Build Sentinel-2 Data Cubes¶
xcube-eopf is a Python package that extends xcube with a new data store called "eopf-zarr". This plugin enables the creation of analysis-ready data cubes (ARDC) from multiple Sentinel products published by the EOPF Sentinel Zarr Sample Service.
In this notebook, we demonstrate how to use the xcube EOPF data store to access multiple Sentinel-2 EOPF Zarr products and generate 3D analysis-ready data cubes (ARDC).
For a general introduction to the xcube EOPF Data Store, see the introduction notebook.
- 🐙 GitHub: EOPF Sample Service – xcube-eopf
- ❗ Issue Tracker: Submit or view issues
- 📘 Documentation: xarray-eopf Docs
Main Features of the xcube-eopf Data Store for Sentinel-2¶
Sentinel-2 provides multi-spectral imagery at different native spatial resolutions:
- 10 m: B02, B03, B04, B08
- 20 m: B05, B06, B07, B8A, B11, B12
- 60 m: B01, B09, B10
Sentinel-2 products are organized as STAC Items, each representing a single tile stored in its native UTM coordinate reference system (CRS).

Data Cube Generation Workflow¶
- STAC Query: Relevant STAC Items (tiles) are retrieved via the STAC API based on the specified spatial and temporal extent (
bboxandtime_range). - Sorting: Items are ordered by acquisition time and tile ID.
- Native Alignment: Within each UTM zone, tiles from the same acquisition day are aligned in their native CRS without reprojection. Overlapping pixels are resolved by selecting the first non-NaN value according to item order.
- Cube Assembly: The cube generation strategy depends on the request, as summarized below:
| Scenario | Native Resolution Preservation | Reprojected or Resampled Cube |
|---|---|---|
| Condition | Bounding box lies within a single UTM zone, the native CRS is requested, and the spatial resolution matches the native resolution. | Data spans multiple UTM zones, a different CRS is requested (e.g., EPSG:4326), or a custom spatial resolution is specified. |
| Processing | Only upsampling or downsampling is applied to align spectral bands with different resolutions. The cube is cropped to the requested bounding box, preserving original pixel values. The spatial extent may slightly adjust to the native grid. | A target grid is defined based on the bounding box, spatial resolution, and CRS. Data from each UTM zone is reprojected/resampled to this grid. Overlaps are resolved using the first non-NaN values. |
Users can specify any spatial resolution and coordinate reference system (CRS) when calling open_data. Depending on the request, spectral bands may be resampled (upsampled or downsampled) and/or reprojected to match the target grid using xcube-resampling.

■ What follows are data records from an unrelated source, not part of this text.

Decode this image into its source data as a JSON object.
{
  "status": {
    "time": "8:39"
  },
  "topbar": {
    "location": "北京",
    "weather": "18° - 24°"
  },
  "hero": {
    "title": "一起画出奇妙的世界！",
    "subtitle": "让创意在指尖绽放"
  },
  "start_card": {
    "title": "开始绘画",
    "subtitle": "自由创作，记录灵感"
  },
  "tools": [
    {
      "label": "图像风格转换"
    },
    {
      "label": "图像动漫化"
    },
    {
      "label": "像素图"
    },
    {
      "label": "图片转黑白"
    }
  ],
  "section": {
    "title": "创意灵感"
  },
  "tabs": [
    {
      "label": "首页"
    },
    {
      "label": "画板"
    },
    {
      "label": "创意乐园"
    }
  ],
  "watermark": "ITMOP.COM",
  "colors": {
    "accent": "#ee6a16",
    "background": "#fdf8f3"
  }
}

📚 More info: xcube-eopf Sentinel-2 Documentation
Import Modules¶
The xcube-eopf data store is provided as a plugin for xcube. Once installed, it registers automatically, allowing you to import xcube just like any other xcube data store:
import matplotlib.colors as mcolors
import matplotlib.pyplot as plt
import numpy as np
from xcube.core.store import new_data_store
from xcube_resampling.utils import reproject_bbox
Access Sentinel-2 Level-2A ARDC¶
In this section, we demonstrate the available features and options for opening and generating spatio-temporal data cubes from multiple Sentinel-2 tiles.

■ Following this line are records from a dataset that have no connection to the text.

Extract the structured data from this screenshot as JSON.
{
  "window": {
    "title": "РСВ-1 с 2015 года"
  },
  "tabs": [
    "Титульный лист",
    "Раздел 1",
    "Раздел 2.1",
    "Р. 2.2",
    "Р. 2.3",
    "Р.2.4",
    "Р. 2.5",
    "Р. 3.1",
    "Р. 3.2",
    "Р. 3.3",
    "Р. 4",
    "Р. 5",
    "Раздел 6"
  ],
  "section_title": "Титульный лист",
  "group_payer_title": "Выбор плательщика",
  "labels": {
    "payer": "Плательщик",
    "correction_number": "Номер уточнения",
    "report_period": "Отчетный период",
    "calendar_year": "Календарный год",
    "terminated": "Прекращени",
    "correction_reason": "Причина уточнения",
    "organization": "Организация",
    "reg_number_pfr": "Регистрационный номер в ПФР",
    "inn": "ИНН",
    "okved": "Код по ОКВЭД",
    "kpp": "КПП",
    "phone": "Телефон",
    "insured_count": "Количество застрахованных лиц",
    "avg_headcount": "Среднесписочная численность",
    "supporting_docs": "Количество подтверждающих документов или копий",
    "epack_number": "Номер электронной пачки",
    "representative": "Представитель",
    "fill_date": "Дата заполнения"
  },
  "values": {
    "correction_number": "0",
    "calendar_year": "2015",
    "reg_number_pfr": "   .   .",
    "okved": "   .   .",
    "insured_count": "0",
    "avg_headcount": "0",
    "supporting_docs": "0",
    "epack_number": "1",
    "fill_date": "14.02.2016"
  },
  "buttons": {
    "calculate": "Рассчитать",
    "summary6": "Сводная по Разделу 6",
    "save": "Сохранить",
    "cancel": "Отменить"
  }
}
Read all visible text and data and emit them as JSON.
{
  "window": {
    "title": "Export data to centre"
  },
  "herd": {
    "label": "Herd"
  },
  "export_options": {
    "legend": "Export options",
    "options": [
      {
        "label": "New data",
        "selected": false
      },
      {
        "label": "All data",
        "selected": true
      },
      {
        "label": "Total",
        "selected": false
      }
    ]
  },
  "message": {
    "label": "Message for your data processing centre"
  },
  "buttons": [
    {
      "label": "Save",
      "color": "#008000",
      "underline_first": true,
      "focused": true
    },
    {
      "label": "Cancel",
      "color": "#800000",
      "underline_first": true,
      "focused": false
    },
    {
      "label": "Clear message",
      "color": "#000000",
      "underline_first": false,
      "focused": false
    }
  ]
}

To initialize an eopf-zarr data store, run the cell below:
store = new_data_store("eopf-zarr")
The data IDs point to STAC collections. In the following cell we can list the available data IDs.
store.list_data_ids()
['sentinel-2-l1c', 'sentinel-2-l2a', 'sentinel-3-olci-l1-efr', 'sentinel-3-olci-l2-lfr', 'sentinel-3-slstr-l1-rbt', 'sentinel-3-slstr-l2-lst']
Below, you can explore the parameters of the open_data() method for each supported data product. The following cell generates a JSON schema listing all available opening parameters for Sentinel-2 Level-2A products.

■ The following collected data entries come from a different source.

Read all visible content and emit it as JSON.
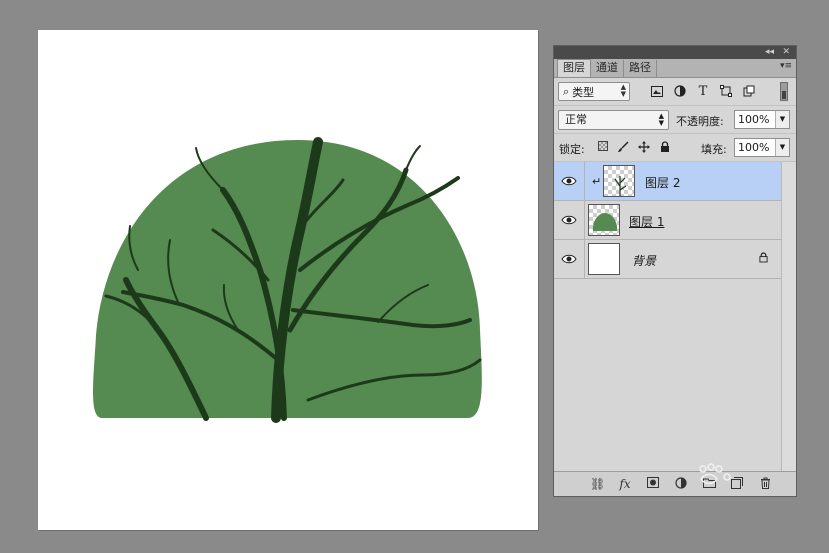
{
  "canvas": {
    "background_color": "#ffffff",
    "bush_color": "#558a50",
    "branch_color": "#1c3a1a"
  },
  "panel": {
    "tabs": [
      {
        "label": "图层",
        "active": true
      },
      {
        "label": "通道",
        "active": false
      },
      {
        "label": "路径",
        "active": false
      }
    ],
    "filter": {
      "label": "类型",
      "icons": [
        "image-filter-icon",
        "adjustment-filter-icon",
        "type-filter-icon",
        "shape-filter-icon",
        "smart-object-filter-icon"
      ]
    },
    "blend_mode": "正常",
    "opacity_label": "不透明度:",
    "opacity_value": "100%",
    "lock_label": "锁定:",
    "fill_label": "填充:",
    "fill_value": "100%",
    "layers": [
      {
        "name": "图层 2",
        "selected": true,
        "clipped": true,
        "visible": true
      },
      {
        "name": "图层 1",
        "selected": false,
        "clipped": false,
        "visible": true
      },
      {
        "name": "背景",
        "selected": false,
        "clipped": false,
        "visible": true,
        "locked": true
      }
    ],
    "selection_color": "#b8d0f5",
    "footer_icons": [
      "link-layers-icon",
      "fx-icon",
      "add-mask-icon",
      "adjustment-layer-icon",
      "new-group-icon",
      "new-layer-icon",
      "trash-icon"
    ],
    "fx_label": "fx"
  }
}
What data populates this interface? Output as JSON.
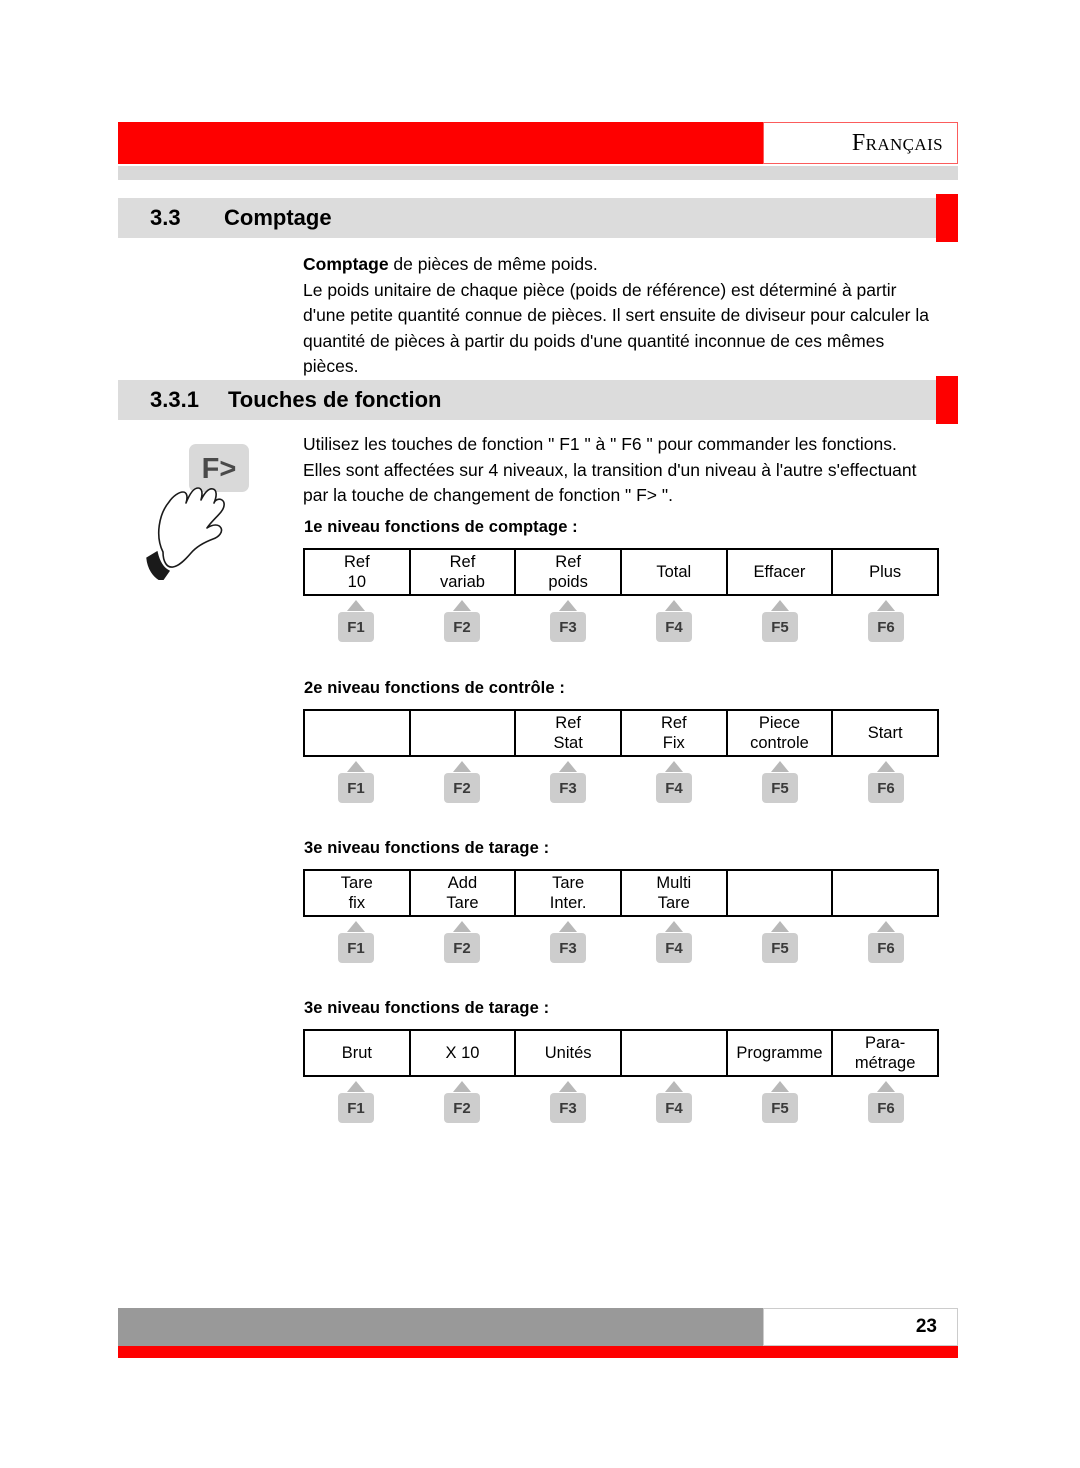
{
  "header": {
    "language_label": "Français",
    "accent_color": "#fe0000"
  },
  "sections": [
    {
      "number": "3.3",
      "title": "Comptage"
    },
    {
      "number": "3.3.1",
      "title": "Touches de fonction"
    }
  ],
  "intro": {
    "lead_bold": "Comptage",
    "lead_rest": " de pièces de même poids.",
    "paragraph": "Le poids unitaire de chaque pièce (poids de référence) est déterminé à partir d'une petite quantité connue de pièces. Il sert ensuite de diviseur pour calculer la quantité de pièces à partir du poids d'une quantité inconnue de ces mêmes pièces."
  },
  "fkeys_intro": {
    "line1": "Utilisez les touches de fonction \" F1 \" à \" F6 \" pour commander les fonctions.",
    "line2": "Elles sont affectées sur 4 niveaux, la transition d'un niveau à l'autre s'effectuant",
    "line3": "par la touche de changement de fonction \" F> \".",
    "key_cap": "F>"
  },
  "fkey_labels": [
    "F1",
    "F2",
    "F3",
    "F4",
    "F5",
    "F6"
  ],
  "levels": [
    {
      "label": "1e niveau fonctions de comptage :",
      "cells": [
        {
          "line1": "Ref",
          "line2": "10"
        },
        {
          "line1": "Ref",
          "line2": "variab"
        },
        {
          "line1": "Ref",
          "line2": "poids"
        },
        {
          "line1": "Total",
          "line2": ""
        },
        {
          "line1": "Effacer",
          "line2": ""
        },
        {
          "line1": "Plus",
          "line2": ""
        }
      ]
    },
    {
      "label": "2e niveau fonctions de contrôle :",
      "cells": [
        {
          "line1": "",
          "line2": ""
        },
        {
          "line1": "",
          "line2": ""
        },
        {
          "line1": "Ref",
          "line2": "Stat"
        },
        {
          "line1": "Ref",
          "line2": "Fix"
        },
        {
          "line1": "Piece",
          "line2": "controle"
        },
        {
          "line1": "Start",
          "line2": ""
        }
      ]
    },
    {
      "label": "3e niveau fonctions de tarage :",
      "cells": [
        {
          "line1": "Tare",
          "line2": "fix"
        },
        {
          "line1": "Add",
          "line2": "Tare"
        },
        {
          "line1": "Tare",
          "line2": "Inter."
        },
        {
          "line1": "Multi",
          "line2": "Tare"
        },
        {
          "line1": "",
          "line2": ""
        },
        {
          "line1": "",
          "line2": ""
        }
      ]
    },
    {
      "label": "3e niveau fonctions de tarage :",
      "cells": [
        {
          "line1": "Brut",
          "line2": ""
        },
        {
          "line1": "X 10",
          "line2": ""
        },
        {
          "line1": "Unités",
          "line2": ""
        },
        {
          "line1": "",
          "line2": ""
        },
        {
          "line1": "Programme",
          "line2": ""
        },
        {
          "line1": "Para-",
          "line2": "métrage"
        }
      ]
    }
  ],
  "footer": {
    "page_number": "23"
  }
}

store.get_open_data_params_schema(data_id="sentinel-2-l2a")
<xcube.util.jsonschema.JsonObjectSchema at 0x7fb5f69b0f30>
Spatio-Temporal Selection and Reprojection¶
We now generate a data cube from the Sentinel-2 L2A product by setting data_id to "sentinel-2-l2a".
The bounding box is defined to cover Mount Etna in Sicily, and the time range is set to the first half of May 2025.
We begin by creating the data cube in its native UTM projection to avoid any reprojection or sub-pixel resampling.
bbox = [14.8, 37.45, 15.3, 37.85]
crs_utm = "EPSG:32633"
bbox_utm = reproject_bbox(bbox, "EPSG:4326", crs_utm)
%%time
ds = store.open_data(
data_id="sentinel-2-l2a",
bbox=bbox_utm,
time_range=["2025-05-01", "2025-05-15"],
spatial_res=20,
crs=crs_utm,
variables=["b02", "b03", "b04", "scl"],
)
ds
CPU times: user 2.42 s, sys: 126 ms, total: 2.55 s Wall time: 37 s
<xarray.Dataset> Size: 860MB
Dimensions: (time: 7, y: 2222, x: 2212)
Coordinates:
* time (time) datetime64[s] 56B 2025-05-01T09:50:29 ... 2025-05-13T...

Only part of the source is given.